Mutations introduced by viral RNA polymerases [2] and, possibly, by cellular editing enzymes (e.g., deaminases) [65] are a key factor in the genetic variability of RNA viruses. Another driving force of virus evolution is RNA recombination [66]. Analysis of coronaviral and closteroviral genomes has revealed the obvious traces of recombination events, such as the capture of heterologous sequences and gene duplication. Thus, evolution of “large” nidoviruses has resulted in the acquisition of new enzymatic activities (nucleotidyltransferase, primase, 3′-5′-exonuclease, and endonuclease) [9], as well as of genes for the structural proteins (N protein and outer membrane protein related to the influenza virus hemagglutinin) [67]. Closteroviruses acquired the HSP70 gene (apparently, via recombination with a host mRNA) that has been adapted to perform specific functions in the viral cell-to-cell transmission and particle maturation [33, 51]. In some coronaviruses and closteroviruses, the sequence coding for the leader PLP proteinase has been duplicated. The capsid protein gene in closteroviral genomes has likely been duplicated several times, producing the extant genes for CP, CPm (some family members encode two minor CPs), and p64 (Fig. 4) [34, 51].
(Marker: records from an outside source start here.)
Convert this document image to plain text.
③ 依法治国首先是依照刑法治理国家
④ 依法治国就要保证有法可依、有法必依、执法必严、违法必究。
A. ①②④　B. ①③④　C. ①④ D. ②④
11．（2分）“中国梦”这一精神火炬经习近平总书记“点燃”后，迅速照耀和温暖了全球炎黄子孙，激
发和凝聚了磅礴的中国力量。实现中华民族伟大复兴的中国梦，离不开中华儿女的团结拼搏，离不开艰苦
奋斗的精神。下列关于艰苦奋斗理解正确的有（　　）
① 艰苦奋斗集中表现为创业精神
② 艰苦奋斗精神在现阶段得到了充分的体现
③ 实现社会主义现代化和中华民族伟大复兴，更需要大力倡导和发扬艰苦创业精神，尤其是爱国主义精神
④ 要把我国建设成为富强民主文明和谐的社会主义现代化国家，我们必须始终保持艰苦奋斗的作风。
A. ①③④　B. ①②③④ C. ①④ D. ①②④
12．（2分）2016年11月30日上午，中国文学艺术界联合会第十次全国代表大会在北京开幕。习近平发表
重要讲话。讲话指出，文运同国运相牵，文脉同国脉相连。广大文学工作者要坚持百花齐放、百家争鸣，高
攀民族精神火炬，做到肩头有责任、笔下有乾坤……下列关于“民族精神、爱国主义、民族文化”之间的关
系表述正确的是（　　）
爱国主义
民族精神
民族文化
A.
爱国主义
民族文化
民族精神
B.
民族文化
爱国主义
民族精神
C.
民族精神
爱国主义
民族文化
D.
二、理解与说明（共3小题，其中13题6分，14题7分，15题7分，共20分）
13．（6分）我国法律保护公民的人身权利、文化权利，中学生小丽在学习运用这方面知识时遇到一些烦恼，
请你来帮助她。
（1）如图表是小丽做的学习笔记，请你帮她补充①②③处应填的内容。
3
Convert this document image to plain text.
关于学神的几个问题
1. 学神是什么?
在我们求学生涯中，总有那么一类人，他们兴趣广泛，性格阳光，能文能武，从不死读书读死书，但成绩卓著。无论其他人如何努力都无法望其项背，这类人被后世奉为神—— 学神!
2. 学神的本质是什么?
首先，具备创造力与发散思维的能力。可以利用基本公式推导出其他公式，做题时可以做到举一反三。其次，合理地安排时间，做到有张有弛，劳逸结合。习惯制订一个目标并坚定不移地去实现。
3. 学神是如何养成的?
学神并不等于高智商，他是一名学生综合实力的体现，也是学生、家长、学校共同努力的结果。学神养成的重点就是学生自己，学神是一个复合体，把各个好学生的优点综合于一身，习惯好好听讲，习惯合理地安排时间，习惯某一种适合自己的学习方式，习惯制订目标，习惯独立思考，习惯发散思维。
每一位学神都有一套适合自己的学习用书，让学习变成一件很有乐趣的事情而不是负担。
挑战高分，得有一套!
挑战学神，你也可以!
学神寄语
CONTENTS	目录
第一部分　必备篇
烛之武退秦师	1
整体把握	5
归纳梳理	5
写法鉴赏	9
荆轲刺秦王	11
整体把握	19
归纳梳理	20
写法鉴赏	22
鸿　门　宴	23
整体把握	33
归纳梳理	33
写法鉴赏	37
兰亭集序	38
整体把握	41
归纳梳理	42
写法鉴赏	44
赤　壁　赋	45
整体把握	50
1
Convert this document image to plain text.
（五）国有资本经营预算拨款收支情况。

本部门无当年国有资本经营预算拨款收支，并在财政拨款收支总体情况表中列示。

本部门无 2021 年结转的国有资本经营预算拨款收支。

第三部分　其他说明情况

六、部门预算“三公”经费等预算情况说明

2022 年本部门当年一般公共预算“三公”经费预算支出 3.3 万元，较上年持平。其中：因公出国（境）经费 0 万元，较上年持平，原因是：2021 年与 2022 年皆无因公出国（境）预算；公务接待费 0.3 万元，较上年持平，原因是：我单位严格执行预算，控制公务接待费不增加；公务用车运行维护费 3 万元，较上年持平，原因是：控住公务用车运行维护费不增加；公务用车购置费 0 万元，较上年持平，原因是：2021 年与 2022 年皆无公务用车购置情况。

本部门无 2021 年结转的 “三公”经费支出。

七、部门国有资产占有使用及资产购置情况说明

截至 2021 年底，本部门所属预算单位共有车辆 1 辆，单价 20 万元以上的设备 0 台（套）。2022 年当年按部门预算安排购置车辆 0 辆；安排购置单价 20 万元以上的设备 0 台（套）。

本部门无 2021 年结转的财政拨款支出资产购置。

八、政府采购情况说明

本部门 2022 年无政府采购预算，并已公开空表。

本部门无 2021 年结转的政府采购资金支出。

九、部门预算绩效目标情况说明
The copying of large RNA strands is mediated by more sophisticated replicases, and expansion of the RNA genome is due, for a large part, to the acquisitions in the replication-associated genes [33]. Coronaviruses possess enzymatic activities ensuring an improved fidelity and processivity of RNA replicase (primase and exonuclease). Closteroviral genomes do not encode equivalent enzymes, which might be manifested as a higher rate of point mutations in the citrus tristeza closterovirus (CTV) [68] compared to SARS-CoV and other coronaviruses [65]. Among the Nidovirales, coronaviruses and roniviruses (26-41 kb genome) code for the exonuclease, whereas mesoniviruses and arteriviruses (14-20 kb genome) lack the corresponding domain. Apparently, ~20 kb is a size limit of viral RNA, which requires no additional proofreading activity for its copying.

Comparison of the structure and expression of coronaviral and closteroviral genomes reveals a striking similarity between the two groups (Figs. 1and 4). The genomes of these viruses contain overlapping 5′-terminal replicase genes expressed with via the ribosomal frameshifting to produce large polyproteins. The 1a and 1ab polyproteins are processed by one or two PLPs to release the leader proteins, as well as by the chymotrypsin-like MP (nidoviruses) or protease(s) of unknown origin (closteroviruses), yielding mature proteins with the methyltransferase, helicase, RNA polymerase, and membrane-binding domains. The genes for the accessory and structural proteins of both coronaviruses and closteroviruses are translated using a set of 3′-coterminal sgRNAs (Figs. 1and 4). These similarities do not imply that the two groups of viruses have originated from a common ancestor with similar gene set and expression strategies, as coronaviruses and closteroviruses belong to evolutionary remote lineages [1, 10] (Fig. 1). It is more probable that similar traits of genome organization and expression in coronaviruses and closteroviruses have emerged independently in the course of convergent evolution, along with the RNA genome expansion and acquisition of similar replication-associated functions and gene expression patterns [5, 7, 34, 51].